Oh no! How do you know she’s mean? Is she mean in her posts!?
@Grace: One time I emailed her and she was really mean back… And what she comments to others on her blog comments is very WTF. It’s hard not to judge bloggers when they do that. I understand it’s your business but customer service is also a major part of most businesses. So I think bloggers should keep that in mind. But Grace you’ve never been rude – this is just about others!
@Liz: lol probably… I think a lot of people hate read her sadly…
I think I have the same hate read as you haha….I just can’t stop!!
There are a couple of “hate-reads” I have and I feel guilty about. They are mostly bloggers that I really used to love but have really “sold out” or become annoying or mean to followers and don’t seem “themselves” anymore. I have mostly un-followed or stopped reading blogs of those people, but I occasionally check in on them to see whats up and always regret it and feel bad
That’s how I felt about this podcast – I would want to go and check in on them… but I stopped. It’s funny how you get so invested in something you don’t even like!
I have a few blogs I hate read, but they didn’t start out that way! Back when I started following them (years and years ago), I did it because I loved their style and their content. But over time they began to sell out and do totally inauthentic posts. I also kind of think becoming moms didn’t help as the two I am thinking of did sharp pivots away from the reasons I started following them in the first place – it really annoys me when a blogger shifts from fashion and beauty to almost all mommy content. I have two kids myself – I don’t need to see someone else’s all day long on IG (I’m sorry, does that sound mean??). I guess I am following these people more out of habit than anything else at this point. It almost seems sad to unfollow because I’ll be like “remember when?” I used to legit LOVE them. 🙁
I like to say I don’t hate watch/read/listen anything. Mostly because it feels like it’s indulging a nasty part of me that I don’t want to encourage. And it feels like a waste of time – why spend energy on something you don’t like? That being said, I follow blogs on a reader and there are a few I just don’t care for anymore but am too lazy to delete from the reader and find myself rolling my eyes as I scroll through the post rather than just skipping it. Not always the best version of myself!
That is how I feel too!
Hopefully this isn’t a weird question but what kind of bra do you wear for this shirt? Obviously nude, but do you have a favorite that has smooth lines? Signed, I love white shirts & cant figure this out 🙁
For the photos I wore my Thirdlove T-shirt bra (in nude) but in my everyday I usually just wear something fun that will be visible like an anine bing bralette!
Such a dreamy bag!
x Lisa | lisaautumn.com
I hate listen to The Skinny Confidential podcast. I swear I loose brain cells from listening.
Oh no! That’s funny because I really like that one!

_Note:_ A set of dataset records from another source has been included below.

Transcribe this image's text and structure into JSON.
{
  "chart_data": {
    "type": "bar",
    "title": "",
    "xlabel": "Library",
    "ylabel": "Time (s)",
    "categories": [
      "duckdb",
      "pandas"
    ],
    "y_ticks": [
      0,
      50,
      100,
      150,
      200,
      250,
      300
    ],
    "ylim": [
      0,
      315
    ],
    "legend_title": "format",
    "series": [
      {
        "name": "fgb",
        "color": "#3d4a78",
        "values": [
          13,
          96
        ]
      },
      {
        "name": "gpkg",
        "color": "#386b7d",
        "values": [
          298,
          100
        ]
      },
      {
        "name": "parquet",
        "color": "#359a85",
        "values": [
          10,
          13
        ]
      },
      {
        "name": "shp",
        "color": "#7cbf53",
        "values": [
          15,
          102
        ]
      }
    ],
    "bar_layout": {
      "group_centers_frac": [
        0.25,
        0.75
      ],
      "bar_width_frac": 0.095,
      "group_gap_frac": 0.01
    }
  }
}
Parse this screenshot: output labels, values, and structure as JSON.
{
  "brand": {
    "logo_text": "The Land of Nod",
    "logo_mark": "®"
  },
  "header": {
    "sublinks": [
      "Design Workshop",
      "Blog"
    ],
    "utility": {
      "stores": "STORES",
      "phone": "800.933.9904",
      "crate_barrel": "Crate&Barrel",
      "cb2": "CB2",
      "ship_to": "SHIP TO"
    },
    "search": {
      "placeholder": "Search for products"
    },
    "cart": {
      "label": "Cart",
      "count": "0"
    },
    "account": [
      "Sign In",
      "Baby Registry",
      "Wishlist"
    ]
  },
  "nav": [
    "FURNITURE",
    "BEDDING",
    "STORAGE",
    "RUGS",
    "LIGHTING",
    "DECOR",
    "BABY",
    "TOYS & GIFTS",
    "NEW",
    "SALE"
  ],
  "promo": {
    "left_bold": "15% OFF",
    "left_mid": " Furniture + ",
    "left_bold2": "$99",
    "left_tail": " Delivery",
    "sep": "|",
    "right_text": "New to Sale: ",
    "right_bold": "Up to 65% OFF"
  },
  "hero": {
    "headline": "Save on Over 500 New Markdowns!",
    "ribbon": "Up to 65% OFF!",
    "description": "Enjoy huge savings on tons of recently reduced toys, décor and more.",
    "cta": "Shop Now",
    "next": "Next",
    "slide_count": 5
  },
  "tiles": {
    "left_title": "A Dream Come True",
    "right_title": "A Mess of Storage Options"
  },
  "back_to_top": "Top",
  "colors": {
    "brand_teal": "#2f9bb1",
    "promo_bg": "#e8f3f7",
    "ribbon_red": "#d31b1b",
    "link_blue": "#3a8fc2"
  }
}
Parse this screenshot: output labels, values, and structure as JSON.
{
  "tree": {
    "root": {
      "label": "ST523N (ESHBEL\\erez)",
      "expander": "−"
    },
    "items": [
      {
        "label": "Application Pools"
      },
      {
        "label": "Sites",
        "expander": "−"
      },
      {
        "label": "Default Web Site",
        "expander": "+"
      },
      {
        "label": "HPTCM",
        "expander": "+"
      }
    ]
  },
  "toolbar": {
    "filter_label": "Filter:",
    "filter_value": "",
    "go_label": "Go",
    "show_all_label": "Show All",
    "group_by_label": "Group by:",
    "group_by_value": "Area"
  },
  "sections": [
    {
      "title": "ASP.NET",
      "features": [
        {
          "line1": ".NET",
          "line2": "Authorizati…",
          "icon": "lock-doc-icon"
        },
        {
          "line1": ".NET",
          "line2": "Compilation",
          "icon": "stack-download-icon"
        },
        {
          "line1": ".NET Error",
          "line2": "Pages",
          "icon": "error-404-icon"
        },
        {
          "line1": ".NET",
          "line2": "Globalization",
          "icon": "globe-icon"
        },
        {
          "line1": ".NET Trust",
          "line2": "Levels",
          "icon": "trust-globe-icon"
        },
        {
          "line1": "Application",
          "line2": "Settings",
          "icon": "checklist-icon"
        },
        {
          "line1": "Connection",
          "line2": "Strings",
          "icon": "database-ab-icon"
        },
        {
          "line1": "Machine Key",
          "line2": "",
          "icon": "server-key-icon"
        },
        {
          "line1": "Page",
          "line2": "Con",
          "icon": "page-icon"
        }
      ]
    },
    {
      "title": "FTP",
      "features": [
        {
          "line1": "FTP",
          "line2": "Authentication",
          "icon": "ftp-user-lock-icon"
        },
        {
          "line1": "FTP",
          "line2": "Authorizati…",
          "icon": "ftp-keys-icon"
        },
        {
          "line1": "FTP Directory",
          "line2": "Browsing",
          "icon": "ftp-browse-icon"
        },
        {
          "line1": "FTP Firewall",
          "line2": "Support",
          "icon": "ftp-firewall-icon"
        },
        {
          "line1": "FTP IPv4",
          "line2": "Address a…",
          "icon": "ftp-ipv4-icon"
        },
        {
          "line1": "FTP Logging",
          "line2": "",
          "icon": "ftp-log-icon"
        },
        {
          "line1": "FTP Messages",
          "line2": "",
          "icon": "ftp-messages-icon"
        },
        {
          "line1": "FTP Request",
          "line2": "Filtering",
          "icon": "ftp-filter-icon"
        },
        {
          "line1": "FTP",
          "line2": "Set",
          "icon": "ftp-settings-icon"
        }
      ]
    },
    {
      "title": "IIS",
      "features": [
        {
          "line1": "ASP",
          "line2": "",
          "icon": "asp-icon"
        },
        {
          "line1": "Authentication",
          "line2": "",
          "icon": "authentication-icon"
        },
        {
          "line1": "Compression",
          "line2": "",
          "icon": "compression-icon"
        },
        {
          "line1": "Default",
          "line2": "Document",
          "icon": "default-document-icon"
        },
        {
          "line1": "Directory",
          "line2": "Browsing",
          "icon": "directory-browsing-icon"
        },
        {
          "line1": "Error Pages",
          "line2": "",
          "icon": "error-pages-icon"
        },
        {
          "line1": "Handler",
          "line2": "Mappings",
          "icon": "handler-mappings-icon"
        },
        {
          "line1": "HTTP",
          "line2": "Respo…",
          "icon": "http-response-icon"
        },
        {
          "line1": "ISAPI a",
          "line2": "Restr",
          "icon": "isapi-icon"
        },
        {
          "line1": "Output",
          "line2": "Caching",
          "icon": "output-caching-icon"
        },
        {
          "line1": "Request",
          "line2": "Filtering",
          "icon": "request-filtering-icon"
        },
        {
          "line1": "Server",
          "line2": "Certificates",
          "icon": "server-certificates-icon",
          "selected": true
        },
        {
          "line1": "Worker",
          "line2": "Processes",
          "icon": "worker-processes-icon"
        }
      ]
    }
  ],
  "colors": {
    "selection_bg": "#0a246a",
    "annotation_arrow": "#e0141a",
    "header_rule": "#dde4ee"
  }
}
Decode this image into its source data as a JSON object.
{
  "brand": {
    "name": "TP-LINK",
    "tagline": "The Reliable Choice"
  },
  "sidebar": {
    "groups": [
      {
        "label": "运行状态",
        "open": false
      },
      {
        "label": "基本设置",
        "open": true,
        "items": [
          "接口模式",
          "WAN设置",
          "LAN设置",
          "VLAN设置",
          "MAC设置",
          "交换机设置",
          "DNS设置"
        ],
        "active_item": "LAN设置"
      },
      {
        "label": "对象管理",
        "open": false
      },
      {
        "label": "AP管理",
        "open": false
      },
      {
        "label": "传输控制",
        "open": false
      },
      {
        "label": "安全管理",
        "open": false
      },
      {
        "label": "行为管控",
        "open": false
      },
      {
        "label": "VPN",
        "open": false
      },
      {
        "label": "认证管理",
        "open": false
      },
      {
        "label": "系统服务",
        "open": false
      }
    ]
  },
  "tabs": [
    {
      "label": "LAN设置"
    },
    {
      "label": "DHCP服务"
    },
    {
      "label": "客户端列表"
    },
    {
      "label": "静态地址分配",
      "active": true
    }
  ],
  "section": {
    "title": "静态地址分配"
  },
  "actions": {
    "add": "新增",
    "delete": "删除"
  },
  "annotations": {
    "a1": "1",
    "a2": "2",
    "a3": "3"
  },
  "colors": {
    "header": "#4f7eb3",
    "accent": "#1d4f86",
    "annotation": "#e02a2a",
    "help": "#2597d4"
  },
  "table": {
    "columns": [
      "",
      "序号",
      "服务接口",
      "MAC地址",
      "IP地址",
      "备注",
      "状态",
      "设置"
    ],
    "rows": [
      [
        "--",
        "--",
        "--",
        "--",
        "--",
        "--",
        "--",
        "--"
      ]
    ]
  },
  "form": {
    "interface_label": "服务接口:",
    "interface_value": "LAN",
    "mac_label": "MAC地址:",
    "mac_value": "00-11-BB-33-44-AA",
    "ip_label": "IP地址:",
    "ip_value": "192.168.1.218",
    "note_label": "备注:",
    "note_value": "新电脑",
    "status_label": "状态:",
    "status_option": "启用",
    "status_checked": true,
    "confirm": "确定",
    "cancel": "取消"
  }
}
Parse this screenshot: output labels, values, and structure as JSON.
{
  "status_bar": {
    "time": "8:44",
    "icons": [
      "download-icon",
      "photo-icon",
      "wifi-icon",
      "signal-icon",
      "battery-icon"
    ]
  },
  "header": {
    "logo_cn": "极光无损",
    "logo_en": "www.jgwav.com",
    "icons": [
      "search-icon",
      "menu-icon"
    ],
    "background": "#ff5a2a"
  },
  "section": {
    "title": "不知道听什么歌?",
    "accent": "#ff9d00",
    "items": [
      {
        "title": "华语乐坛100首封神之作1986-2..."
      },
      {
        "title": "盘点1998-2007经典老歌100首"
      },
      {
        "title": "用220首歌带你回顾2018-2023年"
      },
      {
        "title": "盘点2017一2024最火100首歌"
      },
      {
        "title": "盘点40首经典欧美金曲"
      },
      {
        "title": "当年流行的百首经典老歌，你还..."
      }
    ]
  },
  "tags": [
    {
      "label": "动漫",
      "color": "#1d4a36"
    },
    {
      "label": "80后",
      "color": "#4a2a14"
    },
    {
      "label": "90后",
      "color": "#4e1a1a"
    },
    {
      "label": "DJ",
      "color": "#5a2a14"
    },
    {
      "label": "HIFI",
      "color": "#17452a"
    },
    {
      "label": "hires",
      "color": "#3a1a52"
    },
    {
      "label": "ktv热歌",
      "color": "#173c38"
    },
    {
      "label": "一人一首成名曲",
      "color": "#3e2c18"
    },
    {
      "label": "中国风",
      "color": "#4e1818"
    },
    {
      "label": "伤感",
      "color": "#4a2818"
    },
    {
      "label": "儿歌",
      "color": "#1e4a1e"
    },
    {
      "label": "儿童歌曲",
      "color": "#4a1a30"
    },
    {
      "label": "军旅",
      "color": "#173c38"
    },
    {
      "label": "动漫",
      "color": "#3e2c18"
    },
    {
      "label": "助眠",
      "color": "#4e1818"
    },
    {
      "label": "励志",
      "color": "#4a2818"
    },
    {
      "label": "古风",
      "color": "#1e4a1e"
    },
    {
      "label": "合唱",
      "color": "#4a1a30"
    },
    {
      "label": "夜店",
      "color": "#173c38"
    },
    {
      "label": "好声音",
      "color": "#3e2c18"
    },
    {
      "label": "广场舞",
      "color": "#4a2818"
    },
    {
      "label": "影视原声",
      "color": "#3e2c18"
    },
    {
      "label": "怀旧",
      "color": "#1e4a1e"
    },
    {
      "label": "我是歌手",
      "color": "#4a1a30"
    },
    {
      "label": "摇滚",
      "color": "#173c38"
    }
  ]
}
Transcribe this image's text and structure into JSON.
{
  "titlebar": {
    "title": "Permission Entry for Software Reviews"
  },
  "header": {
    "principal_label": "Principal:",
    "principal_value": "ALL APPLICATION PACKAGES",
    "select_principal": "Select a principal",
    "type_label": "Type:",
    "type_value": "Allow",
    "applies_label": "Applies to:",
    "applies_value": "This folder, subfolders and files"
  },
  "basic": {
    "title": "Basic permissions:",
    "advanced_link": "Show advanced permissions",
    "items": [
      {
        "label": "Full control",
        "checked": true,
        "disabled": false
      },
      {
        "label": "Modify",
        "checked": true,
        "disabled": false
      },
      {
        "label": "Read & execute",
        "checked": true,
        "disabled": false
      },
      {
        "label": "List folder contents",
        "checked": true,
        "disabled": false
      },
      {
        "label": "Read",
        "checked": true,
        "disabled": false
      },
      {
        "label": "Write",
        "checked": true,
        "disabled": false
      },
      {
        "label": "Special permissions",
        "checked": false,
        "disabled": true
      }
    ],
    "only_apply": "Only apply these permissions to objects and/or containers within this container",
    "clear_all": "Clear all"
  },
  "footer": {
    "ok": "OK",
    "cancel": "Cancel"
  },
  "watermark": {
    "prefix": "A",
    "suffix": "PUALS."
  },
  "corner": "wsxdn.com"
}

I do have a few “hate” reads in my feedly, bc I can scroll through while multitasking. I think part of me still reads because I’m hoping the quality of the person’s writting/content/outfits etc will actually improve with reader comment. Most of the time, it doesn’t happen that way, with the blogger/influencer believing anyone who gives constructive feedback as a troll. Certainly snark sites and some comments are negative or not-constructive. I find it especially interesting because most of us have all worked with or for someone who is difficult and usually would handle it differently. Basically, some people are trainwrecks from which you can’t look away. I don’t follow any “hate reads” on social media, or IRL friends/colleagues/acquaintances that annoy me for some reason. I used to feel obligated to keep reading a book I didn’t care for, and now I toss that aside.